In one of the most recent, Tribute Companies has submitted conditional district rezoning requests to the city of Wilmington for projects not far from each other on Military Cutoff called Arboretum West and Arboretum Village. Arboretum West could have up to 10,000 square feet of office space, while Arboretum Village could have up to 3,000 square feet for potential office tenants.
With new projects on the way, supply doesn’t appear to be exceeding demand, brokers say. For nCino, which grew its fiscal year revenue by 562 percent between 2013 and 2016, new space was critical for a workforce that has expanded from 150 to more than 400 in about two years.
By the end of next year, in addition to its The Offices at Mayfaire space, the Live Oak Bank spinoff will occupy all of the 90,000-square-foot office building at 6770 Parker Farm Drive.
Wilmington Health’s lease of the 30,000 square feet in The Offices at Mayfaire V also represents growth in the Mayfaire area, where the health care provider already had some office space.

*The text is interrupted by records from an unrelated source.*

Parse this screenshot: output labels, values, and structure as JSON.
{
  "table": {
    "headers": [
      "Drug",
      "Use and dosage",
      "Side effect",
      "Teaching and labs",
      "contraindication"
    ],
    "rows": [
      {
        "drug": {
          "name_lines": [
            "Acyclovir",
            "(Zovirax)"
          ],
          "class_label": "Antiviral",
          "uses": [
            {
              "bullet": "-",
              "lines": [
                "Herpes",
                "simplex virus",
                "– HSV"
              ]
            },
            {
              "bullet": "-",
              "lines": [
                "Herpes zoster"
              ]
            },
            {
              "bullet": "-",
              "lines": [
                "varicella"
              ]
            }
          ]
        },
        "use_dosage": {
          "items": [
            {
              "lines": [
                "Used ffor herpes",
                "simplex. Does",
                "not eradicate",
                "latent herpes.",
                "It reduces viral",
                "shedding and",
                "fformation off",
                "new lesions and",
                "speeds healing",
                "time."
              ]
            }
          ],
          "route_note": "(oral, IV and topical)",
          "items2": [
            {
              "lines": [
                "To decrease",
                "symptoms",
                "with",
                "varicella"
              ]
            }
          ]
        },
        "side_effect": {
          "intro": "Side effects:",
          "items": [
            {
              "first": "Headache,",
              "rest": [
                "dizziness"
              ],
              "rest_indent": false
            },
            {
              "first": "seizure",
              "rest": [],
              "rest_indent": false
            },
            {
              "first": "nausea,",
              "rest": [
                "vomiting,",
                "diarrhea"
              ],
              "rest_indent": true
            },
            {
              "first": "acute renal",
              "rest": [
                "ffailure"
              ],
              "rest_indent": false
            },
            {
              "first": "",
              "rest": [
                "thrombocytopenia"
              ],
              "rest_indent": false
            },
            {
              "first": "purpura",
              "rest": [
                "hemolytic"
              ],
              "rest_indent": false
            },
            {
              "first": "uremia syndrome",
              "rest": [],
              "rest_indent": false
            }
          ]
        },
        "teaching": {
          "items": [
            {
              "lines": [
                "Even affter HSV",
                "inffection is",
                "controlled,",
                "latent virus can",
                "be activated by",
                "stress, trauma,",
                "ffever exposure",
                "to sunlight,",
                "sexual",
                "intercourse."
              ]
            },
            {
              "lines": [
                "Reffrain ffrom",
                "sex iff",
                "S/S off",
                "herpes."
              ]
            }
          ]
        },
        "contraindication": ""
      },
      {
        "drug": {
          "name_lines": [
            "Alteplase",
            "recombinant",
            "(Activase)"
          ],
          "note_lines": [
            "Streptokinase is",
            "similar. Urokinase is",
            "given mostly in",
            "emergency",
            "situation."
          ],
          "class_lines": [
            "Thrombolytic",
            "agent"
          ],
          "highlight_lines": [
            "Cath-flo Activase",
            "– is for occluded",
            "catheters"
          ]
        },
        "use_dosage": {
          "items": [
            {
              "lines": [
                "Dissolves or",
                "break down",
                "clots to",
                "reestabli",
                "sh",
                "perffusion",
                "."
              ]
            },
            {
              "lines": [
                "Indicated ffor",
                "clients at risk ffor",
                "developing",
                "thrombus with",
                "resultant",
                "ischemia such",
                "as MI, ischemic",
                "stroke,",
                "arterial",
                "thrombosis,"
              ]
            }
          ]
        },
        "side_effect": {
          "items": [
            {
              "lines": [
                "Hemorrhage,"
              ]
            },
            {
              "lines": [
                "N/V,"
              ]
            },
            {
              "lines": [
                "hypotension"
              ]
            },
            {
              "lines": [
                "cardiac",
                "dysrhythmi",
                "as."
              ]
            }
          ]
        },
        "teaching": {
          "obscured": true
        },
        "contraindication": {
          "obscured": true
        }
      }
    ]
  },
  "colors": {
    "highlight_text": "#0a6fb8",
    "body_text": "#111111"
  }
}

“The office we have here today … our patients love it, our providers love it, our staff love it … We’re going to be able to expand what we have in this market for the patients in this market and bring more physicians … to the patients in the community where they are instead of making them drive wherever is convenient for us,” Wilmington Health COO Chris Bunch said during the Nov. 9 The Offices at Mayfaire event.
Although some predict the economy in general is due for a slowdown, something that could impact the need for office space everywhere, others are more optimistic.
The Offices at Mayfaire development team was able to fill up The Offices at Mayfaire I “in the darkest days,” Steve Anderson said. “We were then able, during the iffy times, to go over and start Mayfaire II, and that kicked us off to be able to do III and IV, all in about a 10-month timeframe.”